MONTE DUTTON - HEART OVER MIND
Recently I have been fond of quoting Toby Keith (and Scotty Emerick) by saying that I’m not as good as I once was, but I’m as good once as I ever was.
It’s a lie. I’m not as good once as I ever was. Now, as a writer, I think I’m better than ever, but I may be delusional. To quote Jimmy Buffett, don’t ever forget that you just may wind up being wrong.
As to the original point, I can’t drink like I once could. I can’t eat like I once could. I’m losing touch with youth … and, for that matter, the youth.
I’m reaching the stage in life where a great time is sipping coffee and telling jokes to a waitress while I have the usual. That’s right, Debra, over-medium. And, Lord, yeah, grits.
Sometimes, oh, some time such as last Sunday, NASCAR loses the track. I’ve lost the kids. I write about ’em on a regular basis, taking notes as they hurl their sliders and execute their crosses for a header past the keeper.

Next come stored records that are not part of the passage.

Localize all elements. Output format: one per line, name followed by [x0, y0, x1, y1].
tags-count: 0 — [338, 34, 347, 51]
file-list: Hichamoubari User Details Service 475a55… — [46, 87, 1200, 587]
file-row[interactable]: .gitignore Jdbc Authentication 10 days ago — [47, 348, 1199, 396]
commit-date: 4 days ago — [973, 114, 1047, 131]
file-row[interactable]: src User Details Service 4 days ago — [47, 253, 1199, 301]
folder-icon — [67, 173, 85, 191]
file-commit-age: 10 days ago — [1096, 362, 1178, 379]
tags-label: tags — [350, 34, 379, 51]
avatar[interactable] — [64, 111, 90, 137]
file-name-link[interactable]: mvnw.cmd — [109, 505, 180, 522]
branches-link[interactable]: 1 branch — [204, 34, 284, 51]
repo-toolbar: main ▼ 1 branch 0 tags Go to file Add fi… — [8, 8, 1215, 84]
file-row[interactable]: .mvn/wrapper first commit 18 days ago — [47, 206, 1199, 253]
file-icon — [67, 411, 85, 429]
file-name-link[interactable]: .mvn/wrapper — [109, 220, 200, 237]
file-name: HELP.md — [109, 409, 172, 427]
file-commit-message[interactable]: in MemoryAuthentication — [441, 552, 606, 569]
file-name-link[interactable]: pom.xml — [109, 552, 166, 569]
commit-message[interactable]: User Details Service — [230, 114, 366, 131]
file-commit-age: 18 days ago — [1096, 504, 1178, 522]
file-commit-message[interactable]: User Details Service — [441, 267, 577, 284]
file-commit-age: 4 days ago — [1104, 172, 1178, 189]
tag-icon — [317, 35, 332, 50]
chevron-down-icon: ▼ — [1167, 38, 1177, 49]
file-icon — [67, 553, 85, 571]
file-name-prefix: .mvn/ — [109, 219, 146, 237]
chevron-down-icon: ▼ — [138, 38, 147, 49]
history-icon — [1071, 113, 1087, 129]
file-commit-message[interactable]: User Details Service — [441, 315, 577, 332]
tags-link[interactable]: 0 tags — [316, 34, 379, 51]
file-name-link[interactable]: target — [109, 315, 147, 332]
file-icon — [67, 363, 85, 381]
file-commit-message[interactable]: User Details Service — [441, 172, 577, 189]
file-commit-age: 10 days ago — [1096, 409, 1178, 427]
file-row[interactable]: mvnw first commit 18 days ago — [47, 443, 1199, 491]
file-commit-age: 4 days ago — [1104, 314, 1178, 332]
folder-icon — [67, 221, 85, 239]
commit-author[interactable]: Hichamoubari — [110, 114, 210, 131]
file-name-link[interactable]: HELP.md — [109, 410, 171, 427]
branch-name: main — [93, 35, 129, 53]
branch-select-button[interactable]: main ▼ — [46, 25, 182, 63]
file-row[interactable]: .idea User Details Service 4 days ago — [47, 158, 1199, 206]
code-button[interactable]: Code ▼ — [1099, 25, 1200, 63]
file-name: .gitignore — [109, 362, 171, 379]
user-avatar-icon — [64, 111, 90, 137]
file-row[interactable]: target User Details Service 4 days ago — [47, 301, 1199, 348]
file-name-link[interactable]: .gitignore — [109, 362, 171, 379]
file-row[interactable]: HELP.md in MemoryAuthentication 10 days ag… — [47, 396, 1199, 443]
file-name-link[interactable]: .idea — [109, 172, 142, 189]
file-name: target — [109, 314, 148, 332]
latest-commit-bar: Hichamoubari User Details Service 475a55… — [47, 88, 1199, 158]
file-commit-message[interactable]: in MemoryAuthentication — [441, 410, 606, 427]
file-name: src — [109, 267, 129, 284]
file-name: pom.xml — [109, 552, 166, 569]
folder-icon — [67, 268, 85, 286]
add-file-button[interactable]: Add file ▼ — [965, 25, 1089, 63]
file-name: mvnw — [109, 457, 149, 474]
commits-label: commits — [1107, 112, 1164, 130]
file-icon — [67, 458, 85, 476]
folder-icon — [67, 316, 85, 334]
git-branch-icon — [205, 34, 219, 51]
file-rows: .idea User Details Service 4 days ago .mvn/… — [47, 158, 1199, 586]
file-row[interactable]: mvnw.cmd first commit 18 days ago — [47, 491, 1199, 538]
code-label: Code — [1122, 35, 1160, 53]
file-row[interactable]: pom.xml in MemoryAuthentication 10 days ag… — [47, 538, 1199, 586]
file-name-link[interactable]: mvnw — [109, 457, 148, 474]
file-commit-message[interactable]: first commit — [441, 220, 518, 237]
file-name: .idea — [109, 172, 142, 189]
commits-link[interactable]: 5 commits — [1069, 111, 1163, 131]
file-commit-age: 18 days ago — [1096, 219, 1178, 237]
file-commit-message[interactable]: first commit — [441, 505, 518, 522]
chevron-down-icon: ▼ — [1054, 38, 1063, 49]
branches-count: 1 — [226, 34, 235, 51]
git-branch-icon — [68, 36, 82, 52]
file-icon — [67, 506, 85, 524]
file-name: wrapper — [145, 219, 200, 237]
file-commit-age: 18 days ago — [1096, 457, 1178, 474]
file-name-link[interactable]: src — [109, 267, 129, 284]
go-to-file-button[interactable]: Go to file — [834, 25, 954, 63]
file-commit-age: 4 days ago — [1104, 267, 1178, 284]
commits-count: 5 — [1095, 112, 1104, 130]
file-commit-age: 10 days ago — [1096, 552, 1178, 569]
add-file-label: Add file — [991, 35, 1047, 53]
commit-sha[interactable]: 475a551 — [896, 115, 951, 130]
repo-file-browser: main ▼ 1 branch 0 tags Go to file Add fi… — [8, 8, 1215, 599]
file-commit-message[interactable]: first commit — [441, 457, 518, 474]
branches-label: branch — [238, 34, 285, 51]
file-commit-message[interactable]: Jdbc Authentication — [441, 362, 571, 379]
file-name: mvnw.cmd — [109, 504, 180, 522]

I want to get up a pickup-truck bed full of ’em and go to the dirt track. I would, too, if they wouldn’t laugh in my face and if it wasn’t strictly verboten to ride in the back of a truck. My brother and I used to ride in the back of a pickup all the way to Asheville and back – on I-26, which was then a “super” highway – in the winter. If I let a collie ride in my pickup bed now, I’d probably go to jail.
Times are changing. Kids are changing. Racing is changing. Me? I ain’t changing, and I hate it because I used to love to change.
In my never-ending search for truth, justice and just exactly what happened to NASCAR, it could just be that we’ve lost our love of adventure, at least adventure that’s not inside a game of Fortnite (whatever that is).
A video simulation does everything but hurt, and I can see as how that would be appealing.
I haven’t ever been a numbers geek. I love baseball but not all those acronyms and logarithms, sines and cosines. I’ve never seen a formula that describes Willie Mays to my satisfaction. I don’t like cogs whirring as much as pulses quickening. I can watch it on TV because I’ve seen so much of NASCAR live. It still excites me, even on TV, but I can’t multi-task. It’s too much information. I could have three different feeds on, monitor scanner frequencies from 1,000 miles away, but, turning my attention to Dwight Yoakam, I’m 1,000 miles from nowhere and time don’t matter to me. I just want to watch the race. The race. One version of it.
Racing to me is that moment when the pace car pulls off and the field strains at its bits like the world’s largest horse-drawn carriage. Then … vroom, vroom, ruhruhruhruhruhruh … on and on and on.
Maybe the kids can’t relate to what matters to me. I know vice-versa is true.